Alright, so we are dealing with permutations. Permutations are the number of combinations in a specific order possible for the set.
There's 4 letters, each one can be paired with 3 other letters, but those letters could be in different orders. To figure out how many variations of each combination there are (aka the number of permutations) use this formula:
[tex] _{n}P_{r}= \frac{n!}{(n-r)!} [/tex]
[tex]r=[/tex] number of elements in the subset
[tex]n=[/tex] number of elements in the set
[tex]P=[/tex] permutations of the set
There are only 3 elements in the subset because there is 1 that will not be repeated in each set, and there are 4 elements in the set.
Here's the math:
[tex] _{n}P_{r}= \frac{n!}{(n-r)!} [/tex]
[tex] _{4}P_{3}= \frac{4!}{(4-3)!}[/tex]
[tex] _{4}P_{3}= \frac{4!}{(1)!}[/tex]
[tex] _{4}P_{3}= \frac{4(3)(2)(1)}{1}[/tex]
[tex] _{4}P_{3}=24[/tex]
There are 24 permutations.

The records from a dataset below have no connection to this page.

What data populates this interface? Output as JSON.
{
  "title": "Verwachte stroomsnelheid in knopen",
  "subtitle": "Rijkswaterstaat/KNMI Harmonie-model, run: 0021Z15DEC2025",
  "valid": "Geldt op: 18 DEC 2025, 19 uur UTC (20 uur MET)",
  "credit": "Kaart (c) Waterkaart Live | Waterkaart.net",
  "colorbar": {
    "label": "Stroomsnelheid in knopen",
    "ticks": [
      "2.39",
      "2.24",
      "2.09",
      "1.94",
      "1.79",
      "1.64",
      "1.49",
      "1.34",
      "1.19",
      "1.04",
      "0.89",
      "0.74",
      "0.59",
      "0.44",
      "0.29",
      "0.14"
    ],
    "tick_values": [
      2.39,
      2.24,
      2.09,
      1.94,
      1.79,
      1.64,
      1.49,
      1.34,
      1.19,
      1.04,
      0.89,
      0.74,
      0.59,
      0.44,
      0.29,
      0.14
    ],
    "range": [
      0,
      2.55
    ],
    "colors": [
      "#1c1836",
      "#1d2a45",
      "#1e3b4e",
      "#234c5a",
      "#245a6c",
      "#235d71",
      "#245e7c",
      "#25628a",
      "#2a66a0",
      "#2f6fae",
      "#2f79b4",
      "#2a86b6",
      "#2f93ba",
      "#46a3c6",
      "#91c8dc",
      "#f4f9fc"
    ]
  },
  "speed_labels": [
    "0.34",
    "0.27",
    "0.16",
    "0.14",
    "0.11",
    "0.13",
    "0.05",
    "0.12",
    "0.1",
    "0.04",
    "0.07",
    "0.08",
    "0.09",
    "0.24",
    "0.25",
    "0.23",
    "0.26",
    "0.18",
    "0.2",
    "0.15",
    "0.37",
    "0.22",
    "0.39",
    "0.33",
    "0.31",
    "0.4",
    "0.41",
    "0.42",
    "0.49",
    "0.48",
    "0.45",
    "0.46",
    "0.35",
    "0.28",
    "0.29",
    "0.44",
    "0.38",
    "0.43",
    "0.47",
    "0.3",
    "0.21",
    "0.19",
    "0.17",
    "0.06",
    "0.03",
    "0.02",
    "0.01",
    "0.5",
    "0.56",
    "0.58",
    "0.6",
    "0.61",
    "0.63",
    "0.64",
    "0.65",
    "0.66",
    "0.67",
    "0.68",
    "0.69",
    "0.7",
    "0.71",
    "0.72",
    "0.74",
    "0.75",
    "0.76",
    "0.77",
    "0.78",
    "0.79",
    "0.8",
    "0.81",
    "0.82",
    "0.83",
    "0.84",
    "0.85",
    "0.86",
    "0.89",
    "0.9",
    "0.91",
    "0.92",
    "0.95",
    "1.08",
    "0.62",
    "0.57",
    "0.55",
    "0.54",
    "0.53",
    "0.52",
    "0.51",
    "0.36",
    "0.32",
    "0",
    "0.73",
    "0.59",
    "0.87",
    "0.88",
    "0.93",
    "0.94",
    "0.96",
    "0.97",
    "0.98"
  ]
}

I can prove this by showing you the model:
ABCD, ABDC, ACBD, ACDB, ADBC, ADCB are the 6 arrangements possible of the set starting with the letter A. Because there are 4 letters, the total amount of permutations without repeated letters is 4 (letters) times 6 (possible arrangements), which equals 24.
Hope this helps!
Answer: 24 passwords are possible